Je suis anthropologue, j’ai passé une partie de ma vie en Amazonie, avec des chasseurs de têtes, dans des conditions que beaucoup jugeraient très risquées ! Il faut relativiser… Si je prends un risque, c’est de m’exposer à la critique : celle de sortir de mon domaine de spécialité, qui consiste à analyser les rapports entre humains et non-humains, d’abord en Amazonie, puis dans une perspective comparatiste à l’échelle mondiale. Sauf que ce travail est percuté par la réalité, par l’iniquité des formes d’interactions entre humains et non-humains, et je ne peux pas faire autrement que d’en parler.
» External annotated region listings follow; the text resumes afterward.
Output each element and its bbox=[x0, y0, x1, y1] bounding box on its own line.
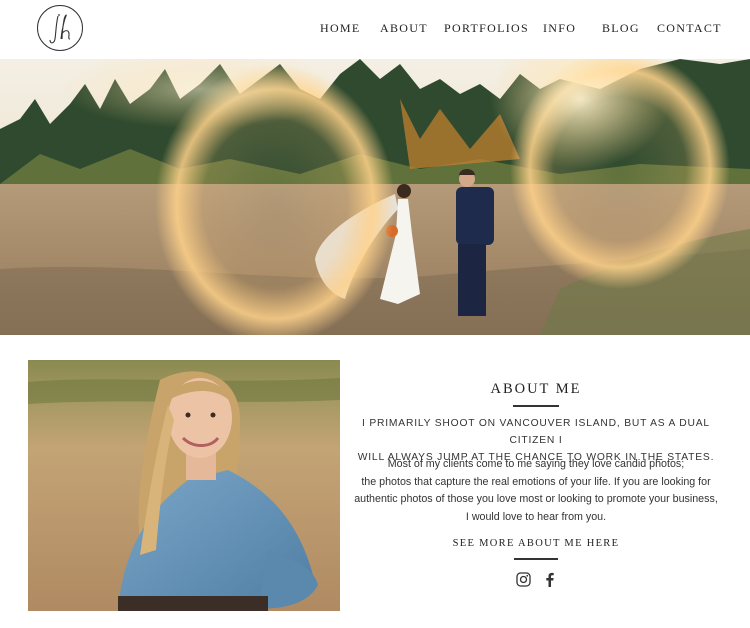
social-links bbox=[516, 572, 560, 588]
about-portrait-photo bbox=[28, 360, 340, 611]
body-line: authentic photos of those you love most … bbox=[354, 493, 718, 506]
nav-info[interactable]: INFO bbox=[543, 21, 576, 36]
hero-image bbox=[0, 59, 750, 335]
about-title: ABOUT ME bbox=[490, 381, 582, 397]
link-divider bbox=[514, 558, 558, 560]
nav-blog[interactable]: BLOG bbox=[602, 21, 640, 36]
instagram-icon[interactable] bbox=[516, 572, 531, 592]
body-line: Most of my clients come to me saying the… bbox=[387, 458, 685, 470]
see-more-about-link[interactable]: SEE MORE ABOUT ME HERE bbox=[346, 538, 726, 549]
site-header: HOME ABOUT PORTFOLIOS INFO BLOG CONTACT bbox=[0, 0, 750, 59]
nav-contact[interactable]: CONTACT bbox=[657, 21, 722, 36]
intro-line: I PRIMARILY SHOOT ON VANCOUVER ISLAND, B… bbox=[362, 418, 710, 446]
facebook-icon[interactable] bbox=[545, 572, 554, 592]
title-divider bbox=[513, 405, 559, 407]
jh-logo-icon[interactable] bbox=[37, 5, 83, 51]
body-line: the photos that capture the real emotion… bbox=[361, 475, 711, 488]
about-body: Most of my clients come to me saying the… bbox=[340, 456, 732, 526]
nav-home[interactable]: HOME bbox=[320, 21, 361, 36]
nav-about[interactable]: ABOUT bbox=[380, 21, 428, 36]
nav-portfolios[interactable]: PORTFOLIOS bbox=[444, 21, 529, 36]
body-line: I would love to hear from you. bbox=[465, 510, 607, 523]
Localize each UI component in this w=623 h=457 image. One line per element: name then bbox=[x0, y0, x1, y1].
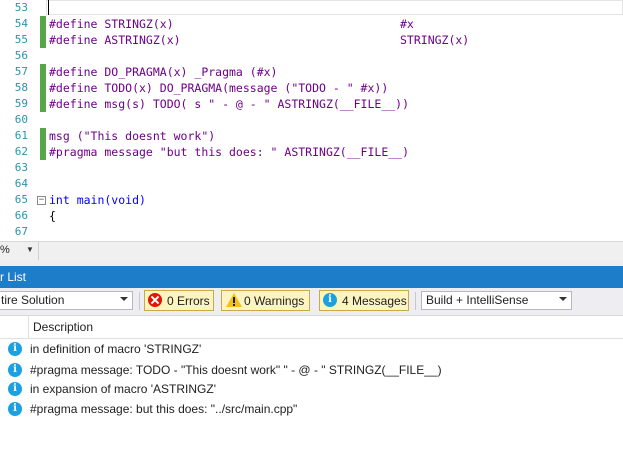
change-marker bbox=[40, 128, 46, 160]
horizontal-scrollbar[interactable] bbox=[38, 242, 623, 260]
line-number: 60 bbox=[14, 113, 28, 126]
code-line: { bbox=[49, 209, 56, 223]
line-number: 61 bbox=[14, 129, 28, 142]
messages-filter-button[interactable]: i 4 Messages bbox=[319, 290, 409, 311]
scope-dropdown[interactable]: tire Solution bbox=[0, 291, 133, 310]
line-number: 66 bbox=[14, 209, 28, 222]
code-line: #define ASTRINGZ(x) bbox=[49, 33, 181, 47]
toolbar-separator bbox=[415, 292, 416, 310]
message-text: in definition of macro 'STRINGZ' bbox=[30, 342, 202, 356]
code-line: #define TODO(x) DO_PRAGMA(message ("TODO… bbox=[49, 81, 389, 95]
list-item[interactable]: i in definition of macro 'STRINGZ' bbox=[0, 339, 623, 360]
message-text: #pragma message: TODO - "This doesnt wor… bbox=[30, 363, 442, 377]
build-filter-dropdown[interactable]: Build + IntelliSense bbox=[421, 291, 572, 310]
info-icon: i bbox=[323, 293, 337, 307]
chevron-down-icon[interactable]: ▼ bbox=[26, 245, 34, 254]
list-item[interactable]: i in expansion of macro 'ASTRINGZ' bbox=[0, 379, 623, 400]
editor-status-bar: % ▼ bbox=[0, 241, 623, 260]
code-line-continuation: STRINGZ(x) bbox=[400, 33, 470, 47]
list-item[interactable]: i #pragma message: TODO - "This doesnt w… bbox=[0, 360, 623, 381]
info-icon: i bbox=[8, 402, 22, 416]
code-line: #define msg(s) TODO( s " - @ - " ASTRING… bbox=[49, 97, 410, 111]
scope-value: tire Solution bbox=[1, 293, 65, 307]
errors-filter-button[interactable]: 0 Errors bbox=[144, 290, 214, 311]
message-text: #pragma message: but this does: "../src/… bbox=[30, 402, 298, 416]
list-item[interactable]: i #pragma message: but this does: "../sr… bbox=[0, 399, 623, 420]
line-number: 59 bbox=[14, 97, 28, 110]
warnings-filter-button[interactable]: 0 Warnings bbox=[221, 290, 310, 311]
info-icon: i bbox=[8, 342, 22, 356]
line-number: 53 bbox=[14, 1, 28, 14]
line-number: 67 bbox=[14, 225, 28, 238]
line-number: 63 bbox=[14, 161, 28, 174]
code-editor[interactable]: 53 54 55 56 57 58 59 60 61 62 63 64 65 6… bbox=[0, 0, 623, 240]
error-list-header: Description bbox=[0, 316, 623, 339]
line-number: 55 bbox=[14, 33, 28, 46]
column-header-description[interactable]: Description bbox=[33, 320, 93, 334]
change-marker bbox=[40, 16, 46, 48]
error-list-title-bar: r List bbox=[0, 266, 623, 288]
chevron-down-icon bbox=[120, 297, 128, 301]
warnings-filter-label: 0 Warnings bbox=[244, 294, 305, 308]
error-list-toolbar: tire Solution 0 Errors 0 Warnings i 4 Me… bbox=[0, 288, 623, 316]
messages-filter-label: 4 Messages bbox=[342, 294, 407, 308]
line-number: 64 bbox=[14, 177, 28, 190]
build-filter-value: Build + IntelliSense bbox=[426, 293, 529, 307]
code-line: #define DO_PRAGMA(x) _Pragma (#x) bbox=[49, 65, 278, 79]
change-marker bbox=[40, 64, 46, 112]
code-line: #define STRINGZ(x) bbox=[49, 17, 174, 31]
line-number: 54 bbox=[14, 17, 28, 30]
text-caret bbox=[48, 0, 49, 15]
code-line: msg ("This doesnt work") bbox=[49, 129, 216, 143]
line-number: 57 bbox=[14, 65, 28, 78]
chevron-down-icon bbox=[559, 297, 567, 301]
line-number: 56 bbox=[14, 49, 28, 62]
errors-filter-label: 0 Errors bbox=[167, 294, 210, 308]
toolbar-separator bbox=[139, 292, 140, 310]
message-text: in expansion of macro 'ASTRINGZ' bbox=[30, 382, 216, 396]
panel-title: r List bbox=[0, 270, 27, 284]
line-number: 58 bbox=[14, 81, 28, 94]
code-line: #pragma message "but this does: " ASTRIN… bbox=[49, 145, 410, 159]
zoom-level[interactable]: % bbox=[0, 244, 10, 256]
code-line: int main(void) bbox=[49, 193, 146, 207]
column-header-icon[interactable] bbox=[0, 316, 29, 338]
code-line-continuation: #x bbox=[400, 17, 414, 31]
line-number: 65 bbox=[14, 193, 28, 206]
collapse-toggle[interactable]: − bbox=[37, 196, 46, 205]
info-icon: i bbox=[8, 382, 22, 396]
current-line-highlight bbox=[46, 0, 623, 15]
info-icon: i bbox=[8, 363, 22, 377]
error-icon bbox=[148, 293, 162, 307]
line-number: 62 bbox=[14, 145, 28, 158]
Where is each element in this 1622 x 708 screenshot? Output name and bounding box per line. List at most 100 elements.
Les chercheurs s’engagent-ils suffisamment ?
De plus en plus. Ça me frappe dans les sciences sociales et humaines, ce qui n’est pas nouveau, mais aussi, et c’est plus récent, dans les sciences de la Terre, où les scientifiques qui travaillent sur les questions de biodiversité ou de réchauffement climatique, sont confrontés de plein fouet à l’urgence… Et c’est très manifeste chez les jeunes chercheurs. Ils sont de plus en plus nombreux à s’engager à fond dans ces luttes contre la dévastation du monde.

Philippe Descola en quelques dates
1949 Naissance à Paris.
1976 Enquête ethnographique chez les Jivaros Achuar en Équateur.
1983 Doctorat d’ethnologie sous la direction de Claude Lévi-Strauss.
1989 Directeur d’études à l’EHESS.
2000 Chaire d’« Anthropologie de la nature » au Collège de France.
2005 Par-delà nature et culture (Gallimard).